Modelling Spatio-Temporal Interactions for Compositional Action Recognition

from arxiv, This work has been submitted to the IEEE for possible publication. Copyright may be transferred without notice, after which this version may no longer be accessible

Humans have the natural ability to recognize actions even if the objects involved in the action or the background are changed. Humans can abstract away the action from the appearance of the objects and their context which is referred to as compositionality of actions. Compositional action recognition deals with imparting human-like compositional generalization abilities to action-recognition models. In this regard, extracting the interactions between humans and objects forms the basis of compositional understanding. These interactions are not affected by the appearance biases of the objects or the context. But the context provides additional cues about the interactions between things and stuff. Hence we need to infuse context into the human-object interactions for compositional action recognition. To this end, we first design a spatial-temporal interaction encoder that captures the human-object (things) interactions. The encoder learns the spatio-temporal interaction tokens disentangled from the background context. The interaction tokens are then infused with contextual information from the video tokens to model the interactions between things and stuff. The final context-infused spatio-temporal interaction tokens are used for compositional action recognition. We show the effectiveness of our interaction-centric approach on the compositional Something-Else dataset where we obtain a new state-of-the-art result of 83.8% top-1 accuracy outperforming recent important object-centric methods by a significant margin. Our approach of explicit human-object-stuff interaction modeling is effective even for standard action recognition datasets such as Something-Something-V2 and Epic-Kitchens-100 where we obtain comparable or better performance than state-of-the-art.
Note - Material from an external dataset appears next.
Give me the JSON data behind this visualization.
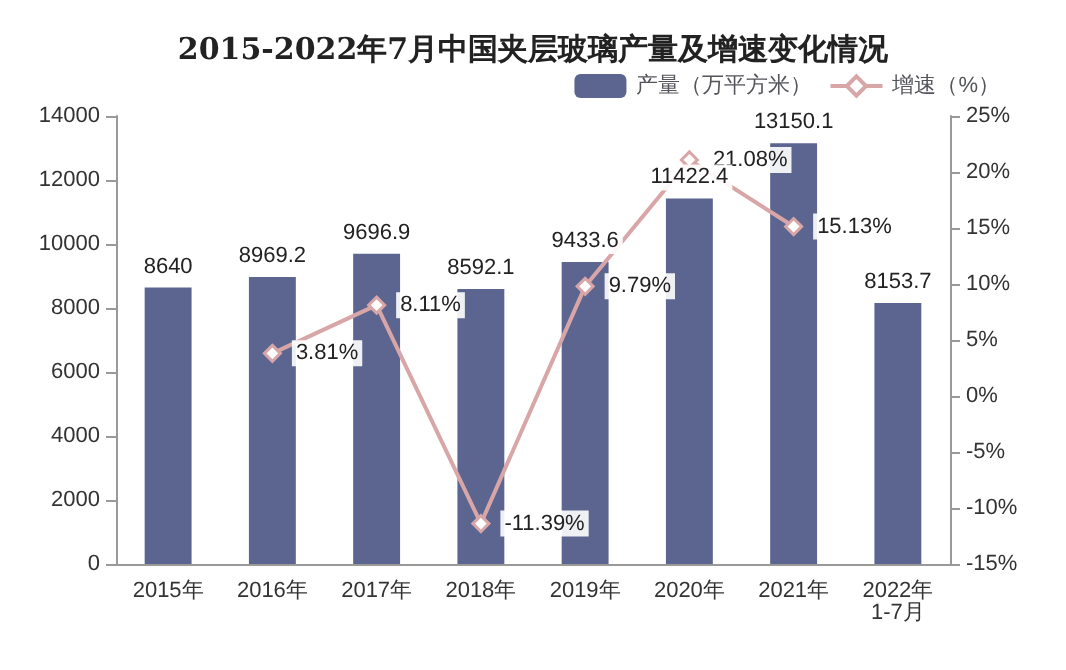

翻译：人类具有天然的动作识别能力，即使动作涉及的物体或背景发生变化，也能正确识别。人类能够从物体外观及其上下文中抽象出动作本身，这被称为动作的组合性。组合动作识别旨在赋予动作识别模型类似人类的组合泛化能力。为此，提取人-物交互是组合理解的基础，这些交互不受物体外观偏差或背景影响。但背景为物体与场景之间的交互提供了额外线索，因此我们需要将背景融入人-物交互中以实现组合动作识别。针对这一目标，我们首先设计了一个时空交互编码器，用于捕获人与物体（实体）之间的交互。该编码器学习与背景上下文解耦的时空交互标记。随后，这些交互标记与视频标记中的上下文信息融合，以建模实体与场景之间的交互。最终，融合上下文的时空交互标记被用于组合动作识别。我们在组合型Something-Else数据集上验证了以交互为中心的方法的有效性，获得了83.8%的top-1准确率，显著超越了近期重要的以物体为中心的方法。我们提出的显式人-物-场景交互建模方法对标准动作识别数据集（如Something-Something-V2和Epic-Kitchens-100）同样有效，在这些数据集上取得了与最新技术相当或更优的性能。